The Khmer Rouge are refusing to participate in Phase 2 of the peace process — the demobilisation of 70% of each party's military forces under UN supervision. The refusal is consistent: the Khmer Rouge have so far failed to carry out a single concession implied or stated in the agreements.
They have continued to exercise authoritarian power in the refugee camps and zones under their control; they have refused access by UNTAC (UN Transitional Authority in Cambodia) to these areas; they have participated sporadically and inconsistently, and largely to block decisions, in the bodies set up by UNTAC and the Supreme National Council; they have failed to give lists, let alone release political and war prisoners; they have fired on UNTAC helicopters; and they have continued to deny civil and political rights of Cambodians where they are able to penetrate the rest of the country not under their control.
The other three factions have complied with the accords, making numerous concessions, political and military.
In the first month of Phase Two's operations, government soldiers withdrew from many areas to the prescribed cantonments and handed over their weapons to UNTAC; the two other factions (KPNLF and FUNCINPEC) did likewise in their limited zones.
The Khmer Rouge refused to participate, and in fact used this month to make further grabs for territory. Finally, the UN secretary-general announced that the demobilisation should not proceed in areas where the Khmer Rouge are active, but how much did they gain in this latest manoeuvre?
The Khmer Rouge then (once again) promised to participate, but only if new conditions were met — verification of the withdrawal of Vietnamese forces, and dismantling of the State of Cambodia over a four-week period. Fortunately nobody appears to take seriously this outrageous proposal, which contradicts the Paris accord's decision to leave existing administrations in place until the elections.
A Security Council decision "deploring" the non-compliance of the Khmer Rouge was delivered to the SNC meeting on July 23. But the decision is pitifully weak, and there is no evidence that the UN is prepared to pursue the peace process among the three complying factions, ignoring or excluding the Khmer Rouge.
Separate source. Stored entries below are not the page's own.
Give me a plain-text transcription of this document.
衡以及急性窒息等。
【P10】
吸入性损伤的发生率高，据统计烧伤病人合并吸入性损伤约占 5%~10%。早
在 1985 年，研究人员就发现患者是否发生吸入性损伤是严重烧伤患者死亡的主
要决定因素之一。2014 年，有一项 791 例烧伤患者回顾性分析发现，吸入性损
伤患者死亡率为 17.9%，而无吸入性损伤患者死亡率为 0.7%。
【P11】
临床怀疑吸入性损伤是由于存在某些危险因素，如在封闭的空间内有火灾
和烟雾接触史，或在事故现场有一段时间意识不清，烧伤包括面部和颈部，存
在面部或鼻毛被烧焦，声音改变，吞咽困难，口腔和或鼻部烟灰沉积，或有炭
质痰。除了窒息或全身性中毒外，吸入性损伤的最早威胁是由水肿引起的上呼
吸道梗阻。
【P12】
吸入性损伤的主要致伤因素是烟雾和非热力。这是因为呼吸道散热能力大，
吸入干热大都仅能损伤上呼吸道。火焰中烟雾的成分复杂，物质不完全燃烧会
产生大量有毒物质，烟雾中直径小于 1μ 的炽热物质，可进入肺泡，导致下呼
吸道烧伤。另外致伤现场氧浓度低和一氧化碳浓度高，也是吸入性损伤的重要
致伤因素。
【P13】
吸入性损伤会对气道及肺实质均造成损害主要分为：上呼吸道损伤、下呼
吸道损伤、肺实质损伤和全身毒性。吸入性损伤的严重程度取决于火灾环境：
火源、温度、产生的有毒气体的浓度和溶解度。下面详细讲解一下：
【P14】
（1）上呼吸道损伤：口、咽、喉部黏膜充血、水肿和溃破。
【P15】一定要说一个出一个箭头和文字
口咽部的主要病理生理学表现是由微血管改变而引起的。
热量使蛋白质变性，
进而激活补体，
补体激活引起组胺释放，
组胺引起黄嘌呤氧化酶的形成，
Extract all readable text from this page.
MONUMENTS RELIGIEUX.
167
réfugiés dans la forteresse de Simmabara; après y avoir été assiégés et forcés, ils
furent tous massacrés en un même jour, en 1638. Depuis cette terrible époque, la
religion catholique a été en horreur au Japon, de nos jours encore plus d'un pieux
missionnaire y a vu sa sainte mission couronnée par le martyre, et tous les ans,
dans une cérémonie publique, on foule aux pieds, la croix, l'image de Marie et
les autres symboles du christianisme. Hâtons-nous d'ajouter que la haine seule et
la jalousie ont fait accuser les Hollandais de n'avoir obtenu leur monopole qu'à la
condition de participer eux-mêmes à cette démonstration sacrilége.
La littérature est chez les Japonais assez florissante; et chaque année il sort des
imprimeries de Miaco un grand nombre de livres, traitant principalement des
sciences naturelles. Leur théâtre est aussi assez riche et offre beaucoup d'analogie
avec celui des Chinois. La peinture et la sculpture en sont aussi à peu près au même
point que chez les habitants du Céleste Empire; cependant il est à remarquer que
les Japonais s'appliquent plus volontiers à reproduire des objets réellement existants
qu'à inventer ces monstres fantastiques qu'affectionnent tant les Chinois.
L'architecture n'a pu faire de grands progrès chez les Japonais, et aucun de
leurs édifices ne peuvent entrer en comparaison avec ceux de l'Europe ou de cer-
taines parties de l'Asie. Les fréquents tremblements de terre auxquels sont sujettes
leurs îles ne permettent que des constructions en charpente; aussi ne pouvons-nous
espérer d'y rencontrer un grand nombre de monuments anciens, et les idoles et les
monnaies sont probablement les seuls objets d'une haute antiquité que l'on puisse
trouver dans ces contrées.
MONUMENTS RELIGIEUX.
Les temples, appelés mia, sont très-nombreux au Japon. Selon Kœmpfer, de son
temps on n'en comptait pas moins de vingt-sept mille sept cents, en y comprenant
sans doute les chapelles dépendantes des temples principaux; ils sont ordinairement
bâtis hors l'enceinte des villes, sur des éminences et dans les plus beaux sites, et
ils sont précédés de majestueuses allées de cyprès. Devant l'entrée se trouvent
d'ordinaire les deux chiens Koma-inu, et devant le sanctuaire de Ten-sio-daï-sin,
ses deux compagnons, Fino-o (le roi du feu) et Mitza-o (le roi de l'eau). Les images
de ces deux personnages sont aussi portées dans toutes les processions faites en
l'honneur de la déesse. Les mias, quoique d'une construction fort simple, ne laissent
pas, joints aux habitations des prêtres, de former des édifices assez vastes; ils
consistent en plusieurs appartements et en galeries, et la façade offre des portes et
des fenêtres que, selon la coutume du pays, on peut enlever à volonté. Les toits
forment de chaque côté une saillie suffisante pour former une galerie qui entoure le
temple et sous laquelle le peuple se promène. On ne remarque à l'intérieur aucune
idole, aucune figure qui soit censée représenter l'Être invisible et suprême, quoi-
State of Cambodia Prime Minister Hun Sen has called for the process to continue towards the holding of elections either with or without Khmer is would seem to be the only way forward, for not to do so would continue to allow them to veto the peace process. Even Prince Sihanouk, now president of the SNC, has stated he sees the Khmer Rouge's intention as undermining, rather than just delaying, the peace process.
Meanwhile, the UNTAC superstructure is relentlessly being constructed throughout the country at a cost of $US3 million per day. White cars, jeeps, armoured personnel carriers and helicopters are everywhere — hovering over Angkor Wat for the best sunset camera angle, charging down the main street of Phnom Penh or rolling along appallingly rough country roads.
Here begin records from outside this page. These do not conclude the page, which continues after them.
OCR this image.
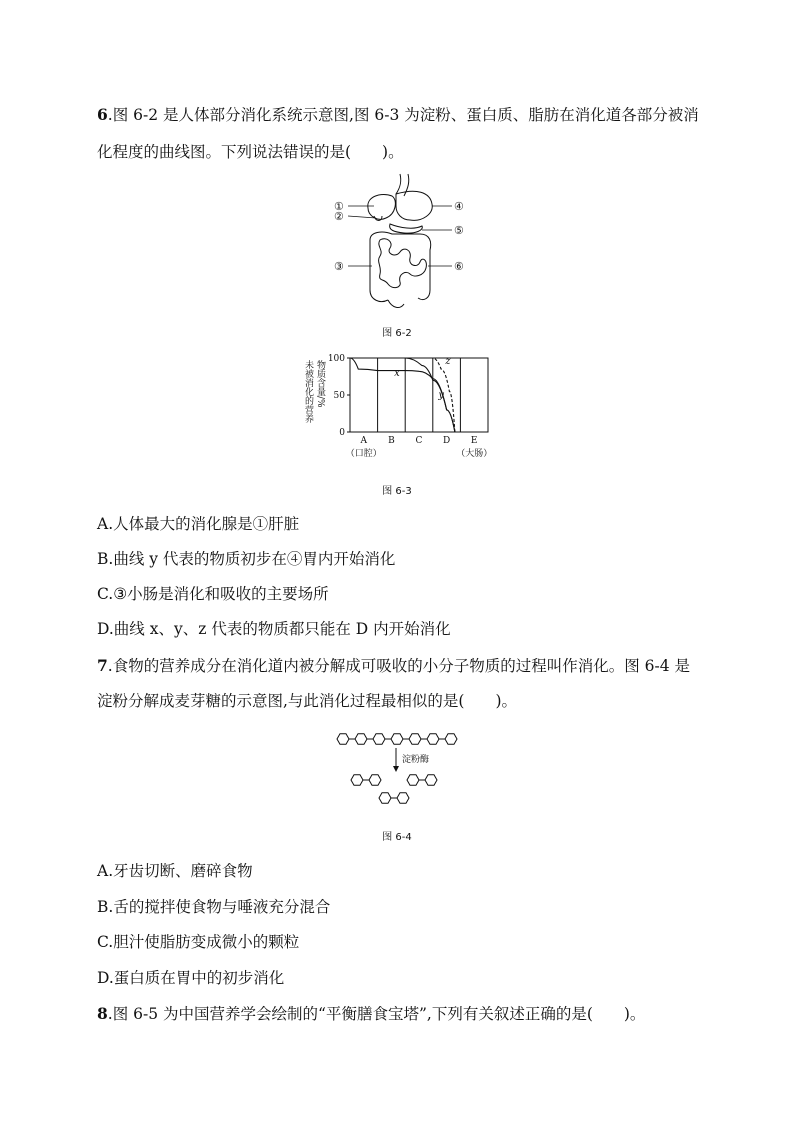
6.图 6-2 是人体部分消化系统示意图,图 6-3 为淀粉、蛋白质、脂肪在消化道各部分被消
化程度的曲线图。下列说法错误的是(　　)。
①
②
④
⑤
③	⑥
图 6-2
0
50
100
x
y
z
A B C D E
（口腔）	（大肠）
未被消化的营养 物质含量/%
图 6-3
A.人体最大的消化腺是①肝脏
B.曲线 y 代表的物质初步在④胃内开始消化
C.③小肠是消化和吸收的主要场所
D.曲线 x、y、z 代表的物质都只能在 D 内开始消化
7.食物的营养成分在消化道内被分解成可吸收的小分子物质的过程叫作消化。图 6-4 是
淀粉分解成麦芽糖的示意图,与此消化过程最相似的是(　　)。
淀粉酶
图 6-4
A.牙齿切断、磨碎食物
B.舌的搅拌使食物与唾液充分混合
C.胆汁使脂肪变成微小的颗粒
D.蛋白质在胃中的初步消化
8.图 6-5 为中国营养学会绘制的“平衡膳食宝塔”,下列有关叙述正确的是(　　)。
The uniformed soldiers from around the world with their blue berets swagger all over. In many ways it's a real boys' own adventure: a big warlike operation without actual fighting, for the UN mandate does not include enforcement or peace-making.
In most of the country, the 80% or so controlled by the State of Cambodia, the economic situation has deteriorated markedly during these nine months. The huge influx of foreign currency has further distorted the economy, and the Cambodian currency (riel) is dropping daily.
Until recently, the Khmer Rouge blocked the delivery of any development assistance, complaining that it would give budgetary support to the government. Finally, at the SNC meeting on July 16, Sihanouk for the first time used his power to take a decision in the absence of consensus, to allow the acceptance of the aid package proposed by the UN at Tokyo in June.
Aside from humanitarian and emergency aid, nothing has been delivered to help the people. Teachers, health workers, government employees are still woefully paid, generally late, and have virtually no resources with which to work. The UN daily allowances (on top of salaries) are equivalent to an average annual wage of a Cambodian. Without peace and development for Cambodians, how can this superstructure be justified?